The grotesque unevenness of Mozart’s Requiem

Plus: a tremendous concert performance of Ariodante at the Royal Opera House

Elizabeth Llewellyn, Sarah Connolly, Ed Lyon and Gerald Finley as the superb soloists in Mozart's Requiem, conducted by Mark Wigglesworth. Image © Clive Barda 
issue 28 November 2020

It is amazing what fine performances you can get beamed to your computer these days. Slightly less amazing is the packaging these events come in, when they do. ENO relayed free a concert of Mozart’s Requiem, but it was preceded by a snatch of Strictly, with a row of muscular young guys ripping off their shirts, before we entered the Coliseum for a heavily pregnant Danielle de Niese hyping the event we were about to see and hear.
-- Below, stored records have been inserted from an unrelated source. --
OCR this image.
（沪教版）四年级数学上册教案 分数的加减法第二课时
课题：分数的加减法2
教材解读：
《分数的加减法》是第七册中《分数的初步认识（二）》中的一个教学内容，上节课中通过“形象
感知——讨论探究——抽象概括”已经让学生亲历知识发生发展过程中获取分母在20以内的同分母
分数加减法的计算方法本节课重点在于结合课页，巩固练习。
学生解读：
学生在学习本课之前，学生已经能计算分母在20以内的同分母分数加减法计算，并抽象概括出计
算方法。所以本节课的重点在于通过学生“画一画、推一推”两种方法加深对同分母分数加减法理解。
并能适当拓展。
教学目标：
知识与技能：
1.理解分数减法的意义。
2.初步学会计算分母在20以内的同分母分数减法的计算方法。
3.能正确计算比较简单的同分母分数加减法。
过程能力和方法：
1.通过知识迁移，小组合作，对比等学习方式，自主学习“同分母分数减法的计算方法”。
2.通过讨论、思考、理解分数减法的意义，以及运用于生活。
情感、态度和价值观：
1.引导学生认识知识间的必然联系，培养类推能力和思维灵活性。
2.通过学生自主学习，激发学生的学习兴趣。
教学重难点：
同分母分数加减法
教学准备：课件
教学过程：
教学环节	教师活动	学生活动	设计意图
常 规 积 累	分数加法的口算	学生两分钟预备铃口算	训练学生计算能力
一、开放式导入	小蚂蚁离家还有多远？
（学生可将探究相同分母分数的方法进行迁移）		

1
She is delightful, but I wish she hadn’t been compelled to tell us that, despite his hard life, Mozart was sending us a message of hope that everyone, however ignorant of classical music, can be moved by. It’s just not true. Great music, which some of the Requiem is, demands total concentration and preferably some knowledge of the idiom, but not of the agonising circumstances in which it was composed.

However, once the performance, on a bare stage, began, it was clear that it would be a fine one.